Food in the Basket

Qatar has achieved one of the highest levels of food security in the world.

Qatar has achieved one of the highest levels of food security in the world thanks to robust supply chains, increased homegrown capacity, and the smart management of food reserves.

On June 5, 2017, when the news of an imminent diplomatic crisis made headlines, and the blockade was effectively formed, the issue of food security quickly came to the foreground. Given the geopolitical situation of Qatar, many worried about food imports.

As it happened, Qatar leveraged on its extensive diplomatic relations and business ties to remedy the situation, and no major food crisis was reported during the blockade, which lasted for exactly four years.

However, the incident started a nationwide dialogue about the importance of food security in Qatar, especially given the country’s limited homegrown capacity for many food items.

Since then, several milestones have been achieved in terms of food security. Local production of strategic food commodities has grown considerably, and a more robust network of bulk transportation has been developed using new air routes and sea lanes.

Also of note was the development of Qatar’s national food security strategies (2018-2023), which lay down the most optimal courses of action to lower the risk of food shortage under different scenarios.

Among other things, the strategy documents some of the heuristics that Qatari decision-makers learned during the challenging experience of the blockade.

The food security strategy proposes a handgun of pillars, the most important of which is to “ensure that trade routes are diversified so that risk-exposure is limited,” while having a “contingency plan for alternative routes as needed.” This was achieved by launching several maritime trade routes to the Indian subcontinent, Africa, and Latin America over the last five years.

Furthermore, as a major aviation hub operating one of the best flag carriers in the world, Qatar also came to rely on air cargo. Consequently, Qatar Airway Cargo has been growing quickly since 2017, achieving a global market share of 8% in air cargo transportation worldwide.

The airline currently serves some 65 freight destinations, transporting food commodities and medicine, among much else. Incidentally, Qatar Air Cargo’s increased capacity came in handy during the COVID-19 pandemic, when the airline transported over 600 million doses of vaccines.

Another pillar emphasized in the national food security strategy is the “effective cultivation of crops, meat, and fish within the confines of Qatar’s resource base to ensure a stable source of perishables in times of crises.” The problem is that self-sufficiency in many agricultural products seems impossible for Qatar, given its climate and type of soil.

However, large-scale greenhouse agriculture may be possible using a specific method that suits the country’s climate. Agrico, a local agricultural development company, tried to come up with just the right solution. “No one had the right technology for Qatar because not much research had been done locally by major companies,” says Nasser Al Khalaf, Agrico’s managing director.

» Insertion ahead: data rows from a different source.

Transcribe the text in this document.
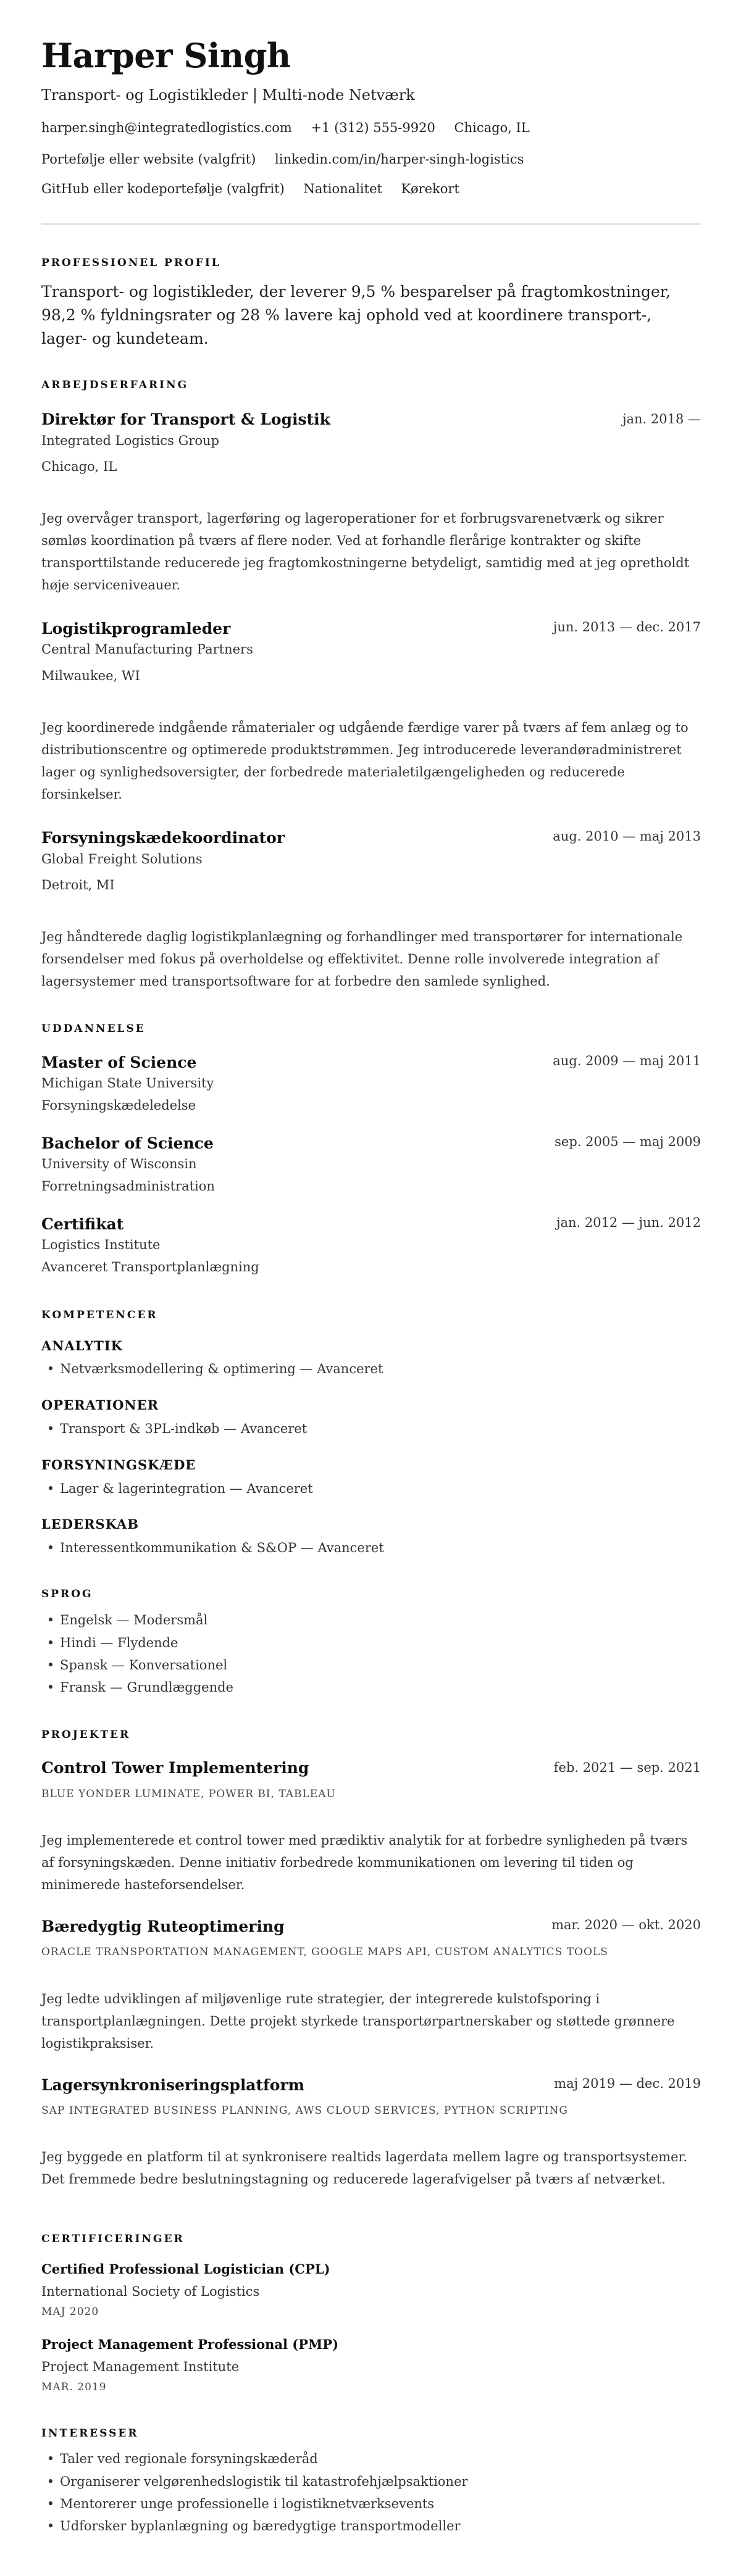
Harper Singh
Transport- og Logistikleder | Multi-node Netværk
harper.singh@integratedlogistics.com +1 (312) 555-9920 Chicago, IL
Portefølje eller website (valgfrit) linkedin.com/in/harper-singh-logistics
GitHub eller kodeportefølje (valgfrit) Nationalitet Kørekort
PROFESSIONEL PROFIL
Transport- og logistikleder, der leverer 9,5 % besparelser på fragtomkostninger, 98,2 % fyldningsrater og 28 % lavere kaj ophold ved at koordinere transport-, lager- og kundeteam.
ARBEJDSERFARING
Direktør for Transport & Logistik	jan. 2018 —
Integrated Logistics Group
Chicago, IL
Jeg overvåger transport, lagerføring og lageroperationer for et forbrugsvarenetværk og sikrer sømløs koordination på tværs af flere noder. Ved at forhandle flerårige kontrakter og skifte transporttilstande reducerede jeg fragtomkostningerne betydeligt, samtidig med at jeg opretholdt høje serviceniveauer.
Logistikprogramleder	jun. 2013 — dec. 2017
Central Manufacturing Partners
Milwaukee, WI
Jeg koordinerede indgående råmaterialer og udgående færdige varer på tværs af fem anlæg og to distributionscentre og optimerede produktstrømmen. Jeg introducerede leverandøradministreret lager og synlighedsoversigter, der forbedrede materialetilgængeligheden og reducerede forsinkelser.
Forsyningskædekoordinator	aug. 2010 — maj 2013
Global Freight Solutions
Detroit, MI
Jeg håndterede daglig logistikplanlægning og forhandlinger med transportører for internationale forsendelser med fokus på overholdelse og effektivitet. Denne rolle involverede integration af lagersystemer med transportsoftware for at forbedre den samlede synlighed.
UDDANNELSE
Master of Science	aug. 2009 — maj 2011
Michigan State University
Forsyningskædeledelse
Bachelor of Science	sep. 2005 — maj 2009
University of Wisconsin
Forretningsadministration
Certifikat	jan. 2012 — jun. 2012
Logistics Institute
Avanceret Transportplanlægning
KOMPETENCER
ANALYTIK
• Netværksmodellering & optimering — Avanceret
OPERATIONER
• Transport & 3PL-indkøb — Avanceret
FORSYNINGSKÆDE
• Lager & lagerintegration — Avanceret
LEDERSKAB
• Interessentkommunikation & S&OP — Avanceret
SPROG
• Engelsk — Modersmål
• Hindi — Flydende
• Spansk — Konversationel
• Fransk — Grundlæggende
PROJEKTER
Control Tower Implementering	feb. 2021 — sep. 2021
BLUE YONDER LUMINATE, POWER BI, TABLEAU
Jeg implementerede et control tower med prædiktiv analytik for at forbedre synligheden på tværs af forsyningskæden. Denne initiativ forbedrede kommunikationen om levering til tiden og minimerede hasteforsendelser.
Bæredygtig Ruteoptimering	mar. 2020 — okt. 2020
ORACLE TRANSPORTATION MANAGEMENT, GOOGLE MAPS API, CUSTOM ANALYTICS TOOLS
Jeg ledte udviklingen af miljøvenlige rute strategier, der integrerede kulstofsporing i transportplanlægningen. Dette projekt styrkede transportørpartnerskaber og støttede grønnere logistikpraksiser.
Lagersynkroniseringsplatform	maj 2019 — dec. 2019
SAP INTEGRATED BUSINESS PLANNING, AWS CLOUD SERVICES, PYTHON SCRIPTING
Jeg byggede en platform til at synkronisere realtids lagerdata mellem lagre og transportsystemer. Det fremmede bedre beslutningstagning og reducerede lagerafvigelser på tværs af netværket.
CERTIFICERINGER
Certified Professional Logistician (CPL)
International Society of Logistics
MAJ 2020
Project Management Professional (PMP)
Project Management Institute
MAR. 2019
INTERESSER
• Taler ved regionale forsyningskæderåd
• Organiserer velgørenhedslogistik til katastrofehjælpsaktioner
• Mentorerer unge professionelle i logistiknetværksevents
• Udforsker byplanlægning og bæredygtige transportmodeller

The company has tried to operate large greenhouses exclusively designed for Qatar. “Through our own research and work, and after some years, we succeeded in producing every type of vegetable year-round. We have also changed the specifications of greenhouses themselves.

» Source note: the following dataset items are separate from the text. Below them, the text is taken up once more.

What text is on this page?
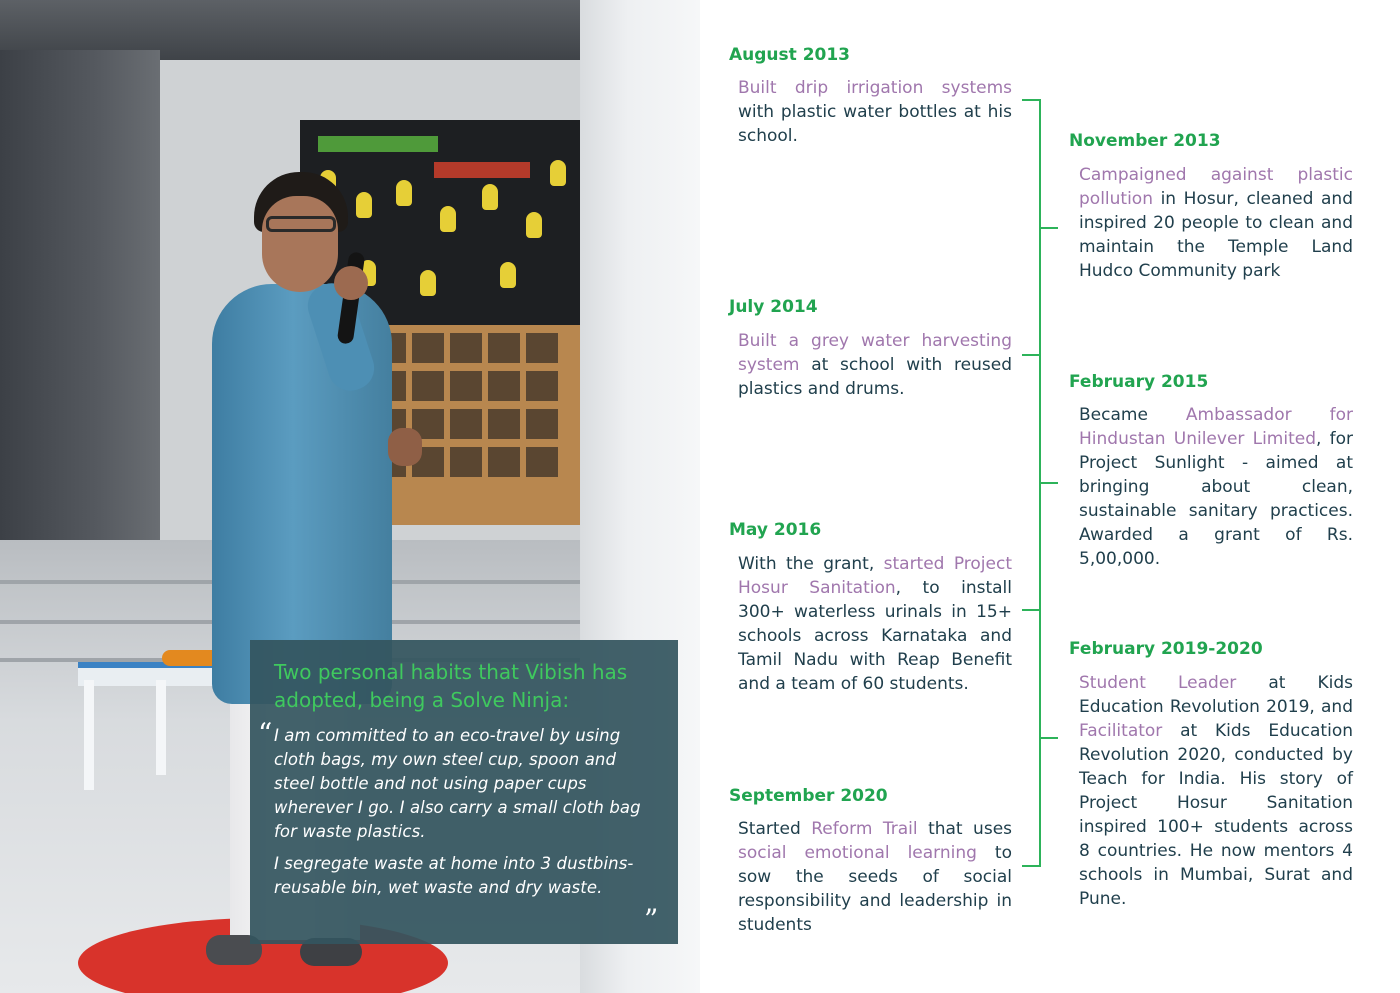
Two personal habits that Vibish has adopted, being a Solve Ninja:

“ I am committed to an eco-travel by using cloth bags, my own steel cup, spoon and steel bottle and not using paper cups wherever I go. I also carry a small cloth bag for waste plastics.

I segregate waste at home into 3 dustbins- reusable bin, wet waste and dry waste.

”

August 2013

Built drip irrigation systems with plastic water bottles at his school.

July 2014

Built a grey water harvesting system at school with reused plastics and drums.

May 2016

With the grant, started Project Hosur Sanitation, to install 300+ waterless urinals in 15+ schools across Karnataka and Tamil Nadu with Reap Benefit and a team of 60 students.

September 2020

Started Reform Trail that uses social emotional learning to sow the seeds of social responsibility and leadership in students

November 2013

Campaigned against plastic pollution in Hosur, cleaned and inspired 20 people to clean and maintain the Temple Land Hudco Community park

February 2015

Became Ambassador for Hindustan Unilever Limited, for Project Sunlight - aimed at bringing about clean, sustainable sanitary practices. Awarded a grant of Rs. 5,00,000.

February 2019-2020

Student Leader at Kids Education Revolution 2019, and Facilitator at Kids Education Revolution 2020, conducted by Teach for India. His story of Project Hosur Sanitation inspired 100+ students across 8 countries. He now mentors 4 schools in Mumbai, Surat and Pune.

We changed the concept of cooling and of the materials used,” adds Al Khalaf to TBY. Using custom-built greenhouses, Agrico and other market players have increased Qatar’s self-sufficiency in vegetables and fruits to over 50%.

Whether food commodities are produced locally using high-tech or imported through diversified trade routes, the nation must maintain strategic reserves of food items. After the shock of the blockade began to wear off in late 2017, Qatar began investing in its strategic food reserves.

“The state also launched an electronic system to manage and monitor the strategic stocks, with the aim of activating the partnership between the government and private sectors,” according to the Gulf Times. By keeping track of food commodities in storehouses across the country, the Ministry of Commerce will always be able to track the pattern of consumption for each commodity. This will enable officials to negotiate import deals well in advance and, therefore, at more reasonable prices.

Two events in 2017 and 2020 effectively served as wake-up calls for Qatari officials to increase the level of food security. Now, with a diversified supply chain of food items, an increased production capacity for many agricultural products, and an AI-powered system of stockpile management in place, Qatar is more prepared than ever for all contingencies.

This has become all the more timely, as the world is once again witnessing alarming developments such as a war in Europe and the possibility of an economic crisis.